Кажется, у него не было никаких знакомств, кроме деловых, то есть тех, которые так или иначе связаны с жизнью революционного подполья.
Однажды вскользь, между делом, я сказал ему, что собираюсь вечером пойти в театр.
— Этого вам не следует делать: неконспиративно.
— Разве вы не бываете в театре?
— Не бываю и вам не советую.
Станислав никогда ничему не удивлялся. Он как бы раз навсегда сказал себе: всё, что случается и может случиться, понятно и естественно; так и должно быть, я это знаю, предвидел. Неудачи его не огорчали, к успеху он относился трезво. Ненавидел ли он тот мир, с которым боролся? Да, он ненавидел его, но ненависть его была холодна и презрительна. Когда-то он порвал связи с обычной, нормальной средней жизнью, осудил её и перестал её после замечать. Что же об этом разговаривать, зачем возмущаться, негодовать — это и так давно известно и слишком очевидно. Любимой его фразой было: «Это понятно».

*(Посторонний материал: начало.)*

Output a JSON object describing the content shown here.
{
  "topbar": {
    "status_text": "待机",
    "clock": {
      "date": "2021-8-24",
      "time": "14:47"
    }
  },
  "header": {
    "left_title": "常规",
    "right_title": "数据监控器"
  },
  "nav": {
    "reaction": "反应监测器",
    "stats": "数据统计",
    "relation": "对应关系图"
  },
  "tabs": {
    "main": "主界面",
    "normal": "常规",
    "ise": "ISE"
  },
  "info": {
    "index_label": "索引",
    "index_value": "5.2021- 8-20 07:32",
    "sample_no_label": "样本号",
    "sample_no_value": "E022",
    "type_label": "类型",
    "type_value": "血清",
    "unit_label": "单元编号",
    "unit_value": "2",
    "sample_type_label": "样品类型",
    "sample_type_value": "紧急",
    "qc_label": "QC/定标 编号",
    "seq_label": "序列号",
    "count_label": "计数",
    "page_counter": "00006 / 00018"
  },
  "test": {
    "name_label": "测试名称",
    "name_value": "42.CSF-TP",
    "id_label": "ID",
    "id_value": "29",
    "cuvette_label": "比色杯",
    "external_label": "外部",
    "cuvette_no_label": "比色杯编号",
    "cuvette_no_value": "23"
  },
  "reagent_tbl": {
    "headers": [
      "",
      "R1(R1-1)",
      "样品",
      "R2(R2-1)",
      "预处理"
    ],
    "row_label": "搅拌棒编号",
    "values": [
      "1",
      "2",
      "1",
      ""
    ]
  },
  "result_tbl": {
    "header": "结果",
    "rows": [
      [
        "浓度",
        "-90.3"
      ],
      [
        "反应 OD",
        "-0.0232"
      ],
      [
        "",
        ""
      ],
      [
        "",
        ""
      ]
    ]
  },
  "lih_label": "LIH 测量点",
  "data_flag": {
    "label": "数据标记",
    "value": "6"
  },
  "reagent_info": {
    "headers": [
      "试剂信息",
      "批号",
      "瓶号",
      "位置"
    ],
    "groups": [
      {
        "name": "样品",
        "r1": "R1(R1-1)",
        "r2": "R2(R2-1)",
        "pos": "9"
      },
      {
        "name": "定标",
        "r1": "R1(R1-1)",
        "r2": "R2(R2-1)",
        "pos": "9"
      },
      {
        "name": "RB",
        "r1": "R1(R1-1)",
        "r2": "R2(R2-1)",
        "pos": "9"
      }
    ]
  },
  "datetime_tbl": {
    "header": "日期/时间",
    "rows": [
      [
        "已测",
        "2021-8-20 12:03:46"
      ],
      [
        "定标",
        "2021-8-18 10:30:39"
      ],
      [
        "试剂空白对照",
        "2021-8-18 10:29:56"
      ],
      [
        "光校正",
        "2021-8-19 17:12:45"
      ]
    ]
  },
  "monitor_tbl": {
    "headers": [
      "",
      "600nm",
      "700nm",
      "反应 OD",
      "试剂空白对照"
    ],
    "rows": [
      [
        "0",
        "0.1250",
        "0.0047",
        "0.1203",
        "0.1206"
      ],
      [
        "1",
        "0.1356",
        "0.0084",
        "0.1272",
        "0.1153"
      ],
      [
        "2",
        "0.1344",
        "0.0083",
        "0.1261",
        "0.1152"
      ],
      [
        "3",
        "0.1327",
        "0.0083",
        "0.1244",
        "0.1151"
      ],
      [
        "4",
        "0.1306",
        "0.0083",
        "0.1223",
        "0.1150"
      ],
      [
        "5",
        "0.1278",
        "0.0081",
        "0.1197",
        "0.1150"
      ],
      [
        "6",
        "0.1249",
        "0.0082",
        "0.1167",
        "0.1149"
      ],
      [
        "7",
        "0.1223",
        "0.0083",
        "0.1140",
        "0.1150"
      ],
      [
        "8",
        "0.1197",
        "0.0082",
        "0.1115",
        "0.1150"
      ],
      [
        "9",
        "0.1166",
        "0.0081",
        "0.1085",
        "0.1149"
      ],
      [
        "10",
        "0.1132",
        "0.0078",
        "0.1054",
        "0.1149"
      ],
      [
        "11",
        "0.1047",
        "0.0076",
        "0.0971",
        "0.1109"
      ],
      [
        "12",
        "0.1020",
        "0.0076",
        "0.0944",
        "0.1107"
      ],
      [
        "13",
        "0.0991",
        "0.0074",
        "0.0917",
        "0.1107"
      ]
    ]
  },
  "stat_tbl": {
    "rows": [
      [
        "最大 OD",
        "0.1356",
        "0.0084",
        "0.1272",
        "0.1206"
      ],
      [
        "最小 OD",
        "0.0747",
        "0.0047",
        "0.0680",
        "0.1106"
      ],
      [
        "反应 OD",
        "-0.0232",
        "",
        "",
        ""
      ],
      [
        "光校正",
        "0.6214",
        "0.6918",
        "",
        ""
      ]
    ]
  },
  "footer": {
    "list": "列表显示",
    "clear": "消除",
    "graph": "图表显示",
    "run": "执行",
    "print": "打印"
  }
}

Он отличался уверенностью и самонадеянностью, и, я заметил, он не любил сомневающихся. Его утверждения звучали всегда категорично. Его ум работал трезво, с оглядкой, с осторожностью. Он внимательно и здраво учитывал обстановку, но иногда мне приходилось нападать на пункты, словно неподвижные в его уме, как скалы среди гонимых морских волн. Уравновешенный и рассудительный, он тогда делался упрямым, неуступчивым и даже раздражительным. Ничто не могло сдвинуть его с места. В эти моменты он казался мне ограниченным, но я ошибался. Раз мы заспорили по поводу «Эрфуртской программы» Каутского. Полушутя я заметил:
— Вы отстаиваете букву, как протопоп Аввакум пятиперстное[1] крестное знамение.
Станислав поднял тонкие брови, спросил меня холодно:
— Да? А вы читали, как протопоп Аввакум повествовал в своём «Житии» о казни одного из сподвижников? Ему отрубили руку; отделённая от туловища, она легла с пальцами, крепко-накрепко сложенными в пятиперстие.
— Ну, и что же? — переспросил я.
Станислав потёр складку на лбу.
— В принципах нельзя делать ни малейшей уступки. То, что вы называете буквой, есть принцип. Идеи ведут между собою самую жестокую и истребительную войну. Тот, кто отступает в этом, всегда терпит поражение.
Я хорошо помню до сих пор его комнату, куда я приходил почти ежедневно. Она была белая, с большим окном. Паркетный пол старательно натёрт. На письменном столе лежал неизменно блокнот и на углу стола — стопочка книг. Беспорядок был чужд его комнате. Вещей немного: пальто, пиджак, полотенце, чемодан в углу, всегда убранная постель, два чайника, поднос, две-три тарелки. Ничего лишнего. Принимал Станислав дружески, шутил, но как бы мимоходом, поручения давал точно.